由于纸质出版物的属性所限,教材从规划到编写再到出版、印刷、订购等环节要花费漫长的时间。与此相对应的便是技术的飞速发展与更新迭代。以教材中均涉及的SDL Trados为例,由于出版年份不同,教材中所演示的版本横跨2007、2011、2014、2017四个不同的版本,其中以2017年8月出版的《翻译技术教程》中所使用的版本最新。虽然同一工具在设计与开发时要坚守一以贯之的产品理念,但是在版本更新的过程中会加入新的功能,同时也会对以往的漏洞进行优化。目前SDL Trados已经发布了最新的2019版本。这种出版滞后与工具更新的现状就会造成学生在拿到最新出版的教材的当下,其中所介绍的工具版本就已经过时的窘境。此外,当前的翻译技术教材编写还存在着配套资源缺乏的问题。据调查显示,当前只有10.44%国内翻译技术课程的任课教师对教学质量表示满意。原因在于多数教师自身就并未熟练掌握所教授的相关技术,并且没有实践经验。尽管中国翻译协会和语言服务企业组织开展了相关进修项目,但是限于培训时长,也只有51.41%的教师对培训结果表示满意[2]。通过查阅,笔者并未发现当前任何一本翻译技术教材提供配套教学课件。这就使得教师只能通过自己的理解来对教材进行讲授,增加了教师的备课难度。此外,对于学生来说,当前的翻译技术教材也并未提供充足的配套资源。通过统计,这10本教材都在每一章节后附以思考题供学生对所学知识进行巩固。但是,多数教材配备的思考题只是对单元内容框架加以概括,如“术语和术语库的特点和类型”“什么是计算机辅助翻译?”等十分笼统而空洞的问题。学生难以通过这些题目对章节所学内容进行复习并锻炼相关实践操作能力。其中以《翻译技术实践》的思考题部分做得较好,这本教材设计了很多案例供学生操作以求模拟真实的技术使用环境。
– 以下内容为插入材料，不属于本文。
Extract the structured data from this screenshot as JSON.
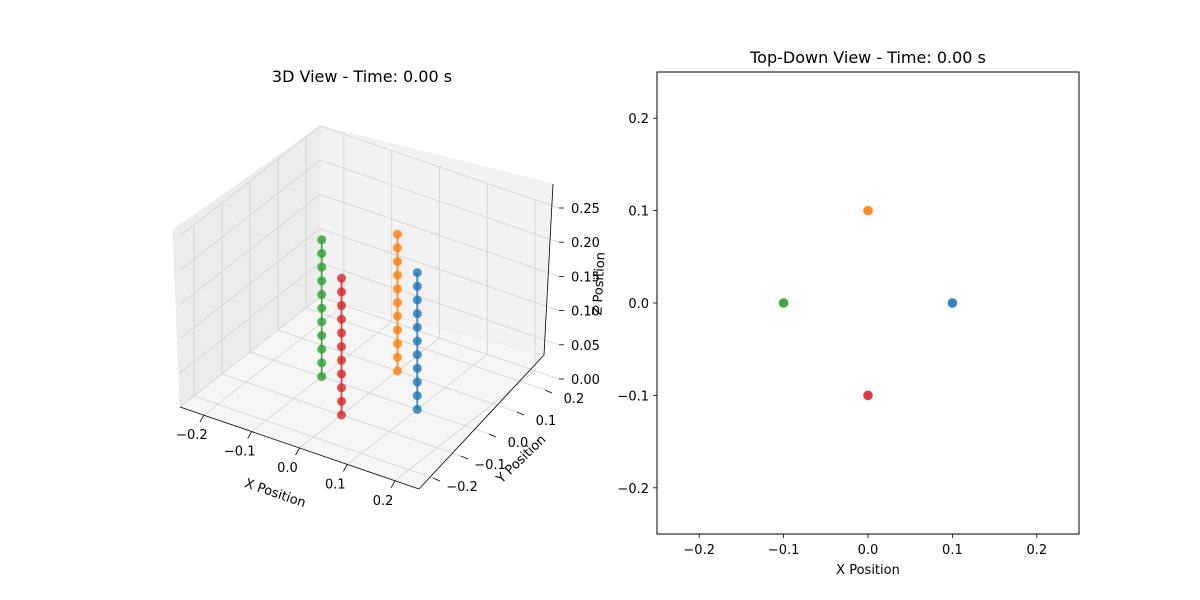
{
  "chart_data": [
    {
      "type": "scatter",
      "projection": "3d",
      "title": "3D View - Time: 0.00 s",
      "xlabel": "X Position",
      "ylabel": "Y Position",
      "zlabel": "Z Position",
      "xlim": [
        -0.25,
        0.25
      ],
      "ylim": [
        -0.25,
        0.25
      ],
      "zlim": [
        0,
        0.25
      ],
      "xticks": [
        "−0.2",
        "−0.1",
        "0.0",
        "0.1",
        "0.2"
      ],
      "yticks": [
        "−0.2",
        "−0.1",
        "0.0",
        "0.1",
        "0.2"
      ],
      "zticks": [
        "0.00",
        "0.05",
        "0.10",
        "0.15",
        "0.20",
        "0.25"
      ],
      "grid": true,
      "points_per_series": 11,
      "series": [
        {
          "color": "#1f77b4",
          "x": 0.1,
          "y": 0.0,
          "z_start": 0.0,
          "z_end": 0.2
        },
        {
          "color": "#ff7f0e",
          "x": 0.0,
          "y": 0.1,
          "z_start": 0.0,
          "z_end": 0.2
        },
        {
          "color": "#2ca02c",
          "x": -0.1,
          "y": 0.0,
          "z_start": 0.0,
          "z_end": 0.2
        },
        {
          "color": "#d62728",
          "x": 0.0,
          "y": -0.1,
          "z_start": 0.0,
          "z_end": 0.2
        }
      ]
    },
    {
      "type": "scatter",
      "title": "Top-Down View - Time: 0.00 s",
      "xlabel": "X Position",
      "ylabel": "",
      "xlim": [
        -0.25,
        0.25
      ],
      "ylim": [
        -0.25,
        0.25
      ],
      "xticks": [
        "−0.2",
        "−0.1",
        "0.0",
        "0.1",
        "0.2"
      ],
      "yticks": [
        "−0.2",
        "−0.1",
        "0.0",
        "0.1",
        "0.2"
      ],
      "grid": false,
      "series": [
        {
          "color": "#1f77b4",
          "x": 0.1,
          "y": 0.0
        },
        {
          "color": "#ff7f0e",
          "x": 0.0,
          "y": 0.1
        },
        {
          "color": "#2ca02c",
          "x": -0.1,
          "y": 0.0
        },
        {
          "color": "#d62728",
          "x": 0.0,
          "y": -0.1
        }
      ]
    }
  ]
}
针对以上配套资源缺乏的问题,本文建议今后的翻译技术教材编写应突破传统,采取多元化的出版方式,充分利用现代技术手段实现知识的即时更新。未来的相关教材可以建设相应的网络互动社区,及时发布最新的技术信息,同时可以上传相关视频来更直观地指导翻译实践。教材的编写者最好能够提供配套教材课件供任课教师参考,一些在翻译技术课程教学中取得良好成果的院校也可主动将教学案例进行分享。此外,还可充分利用贴吧、博客、微博、QQ群、微信群等新媒介手段,加强技术专家、任课教师、教材编写者和学生之间的互动,及时回答在教学和实践中遇到的难题,并分享信息从而全方位提高翻译技术课程的教学效果。
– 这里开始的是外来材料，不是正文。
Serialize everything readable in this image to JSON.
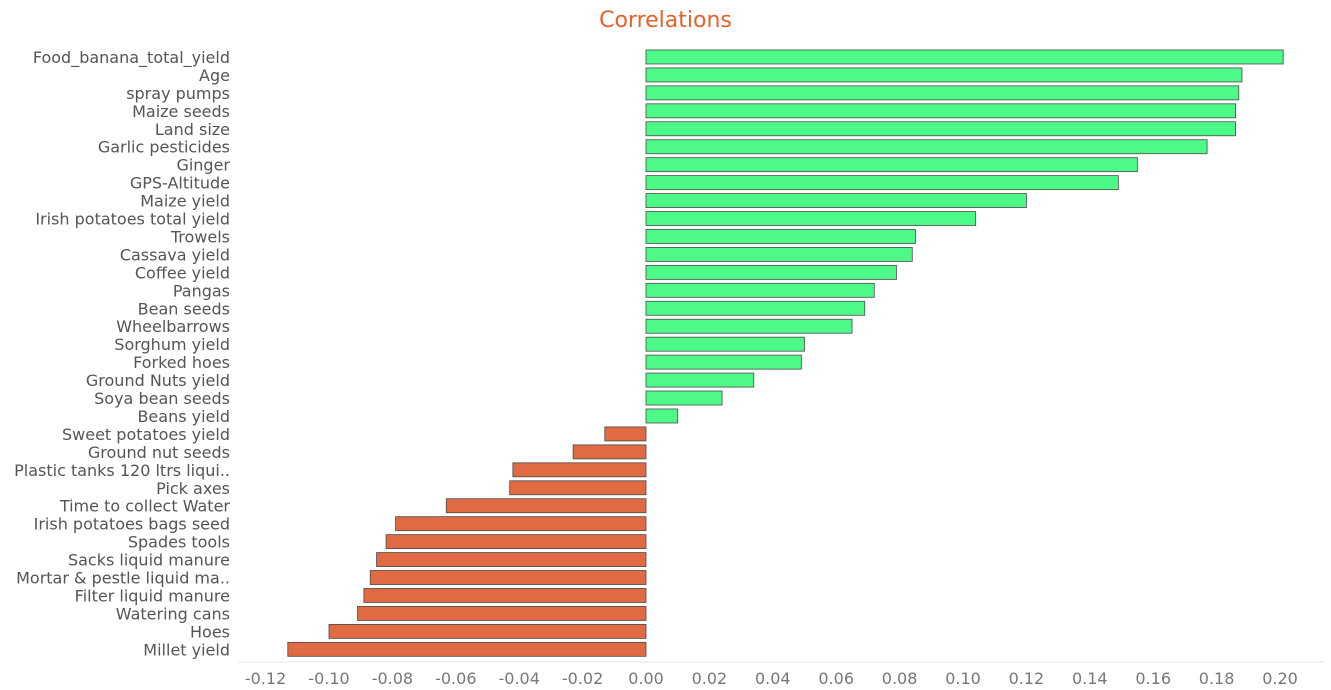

教材不仅是教学内容和教学方法的载体,同时更肩负着新时代创新型人才培养的重任,在教学秩序稳定、教学质量保证、教学内容创新、教学方向主导等诸多方面都起到举足轻重的作用。翻译技术作为翻译研究的新模块与翻译实践中的必要技能,其教材编写的重要性不言而喻。在过去的十几年发展过程中,国内的翻译技术教材建设已经初具规模,内容也在不断完善,但是现有教材中仍存在着如教材编写体系不清晰、翻译技术理论建构与翻译实践不平衡和辅助资源缺乏配套等问题。未来的翻译技术教材不仅应该以该技术能力框架为编写体系,平衡理论与实践的权重,还应进一步完善配套教学资源。只有通过上述努力,翻译教材的编写才能更好地为翻译技术课程建设与翻译人才培养服务。